How do these dashboards help you solve incidents?

What are your key metrics?

How do you run the on-call process? Is there a playbook?

What logs do you turn to? How noisy are they?

What alerts do you have?

How much does on-call impact your work?

Are you often paged outside of work hours?

MoM: Link to Google Docs

Thanks,
Alex.

I want to give a shout out to all my teams. Since we adopted this meeting format, we’ve been looking at ways to measure our availability, our services, and why we have alerts that were set up two years ago. Backend engineers are beginning to understand what and where they need to look for information on the frontend and vice versa. We’re creating lines of communication and thought that did not exist a few months ago.

Lastly, I want to give you an overview of how we handle our backend on-call engineering handover during this pandemic and remote time. We noticed that engineers are often given ad-hoc tasks from the product, customer support, or other teams (especially if you are an enabler team used by other teams). What I set out to do was create a brief on-call log. This idea actually came from Anshul, for some of the other teams in the fintech domain. But I didn’t want to complicate my team with a formal process.

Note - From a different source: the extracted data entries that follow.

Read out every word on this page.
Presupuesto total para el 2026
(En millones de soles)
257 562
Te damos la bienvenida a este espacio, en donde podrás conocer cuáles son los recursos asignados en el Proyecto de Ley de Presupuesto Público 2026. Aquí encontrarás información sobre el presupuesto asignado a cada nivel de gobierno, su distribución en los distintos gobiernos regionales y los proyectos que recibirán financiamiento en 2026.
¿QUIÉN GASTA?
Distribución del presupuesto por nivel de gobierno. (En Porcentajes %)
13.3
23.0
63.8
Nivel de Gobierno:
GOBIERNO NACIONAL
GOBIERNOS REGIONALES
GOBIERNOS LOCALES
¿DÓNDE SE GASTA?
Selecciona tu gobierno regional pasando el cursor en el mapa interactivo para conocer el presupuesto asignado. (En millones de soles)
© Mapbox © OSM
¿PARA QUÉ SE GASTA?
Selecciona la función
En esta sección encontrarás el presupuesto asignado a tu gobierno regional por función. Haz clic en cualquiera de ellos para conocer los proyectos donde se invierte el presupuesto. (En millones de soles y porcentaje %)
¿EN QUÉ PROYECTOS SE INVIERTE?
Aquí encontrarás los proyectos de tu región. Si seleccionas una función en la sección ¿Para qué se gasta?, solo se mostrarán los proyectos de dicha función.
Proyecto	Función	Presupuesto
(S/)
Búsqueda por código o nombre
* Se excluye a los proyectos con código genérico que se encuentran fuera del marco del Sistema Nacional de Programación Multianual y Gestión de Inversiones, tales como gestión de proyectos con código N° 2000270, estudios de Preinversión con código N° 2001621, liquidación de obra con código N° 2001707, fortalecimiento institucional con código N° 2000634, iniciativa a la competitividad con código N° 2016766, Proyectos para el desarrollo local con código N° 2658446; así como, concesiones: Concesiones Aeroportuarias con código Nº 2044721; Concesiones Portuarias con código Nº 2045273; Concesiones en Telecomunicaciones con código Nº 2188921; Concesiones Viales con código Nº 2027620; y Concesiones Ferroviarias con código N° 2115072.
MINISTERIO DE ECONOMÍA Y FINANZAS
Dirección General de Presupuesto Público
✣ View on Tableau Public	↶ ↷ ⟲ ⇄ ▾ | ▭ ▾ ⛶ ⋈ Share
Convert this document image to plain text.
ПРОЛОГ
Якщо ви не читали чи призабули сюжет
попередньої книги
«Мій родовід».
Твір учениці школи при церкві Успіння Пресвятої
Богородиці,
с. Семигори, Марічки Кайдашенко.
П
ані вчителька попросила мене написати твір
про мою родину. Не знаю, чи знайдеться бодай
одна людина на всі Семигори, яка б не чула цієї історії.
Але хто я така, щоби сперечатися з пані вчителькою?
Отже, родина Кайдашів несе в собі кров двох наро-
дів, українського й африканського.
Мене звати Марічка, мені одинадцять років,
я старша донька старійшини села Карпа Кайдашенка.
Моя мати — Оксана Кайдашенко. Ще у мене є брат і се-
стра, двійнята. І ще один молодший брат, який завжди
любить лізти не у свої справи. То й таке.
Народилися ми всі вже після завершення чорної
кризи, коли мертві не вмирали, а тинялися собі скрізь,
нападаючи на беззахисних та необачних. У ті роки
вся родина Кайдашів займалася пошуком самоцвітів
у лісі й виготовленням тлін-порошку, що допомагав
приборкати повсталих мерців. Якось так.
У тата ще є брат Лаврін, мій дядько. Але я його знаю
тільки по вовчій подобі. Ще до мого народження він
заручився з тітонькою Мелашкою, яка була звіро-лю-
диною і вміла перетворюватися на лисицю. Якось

In my Rewards backend engineering team, we have a weekly on-call round-robin schedule. This ensures that ad-hoc tasks don’t overburden the engineers and that they also have time to investigate and fix critical issues. The on-call log is a really informal document that lists what each engineer has done during his (or her) week. For example, did you get four ad-hoc tasks from product admins to inject or query some data? The more we can see these patterns, the more we can look at automating these and justifying the opportunity cost to the product. We don’t yet have a formal handover or review process for the logs, but I imagine that this will take place once a month when we have some more data to go over with the team.

Conclusion

Engineering is so much more than programming. It’s about finding the little things that we can improve upon, and keeping an eye on our systems. It’s about technical and operational excellence in what we do. It’s about learning and sharing that knowledge with our team. By choosing to practice, we bring out the inner engineers in all of us.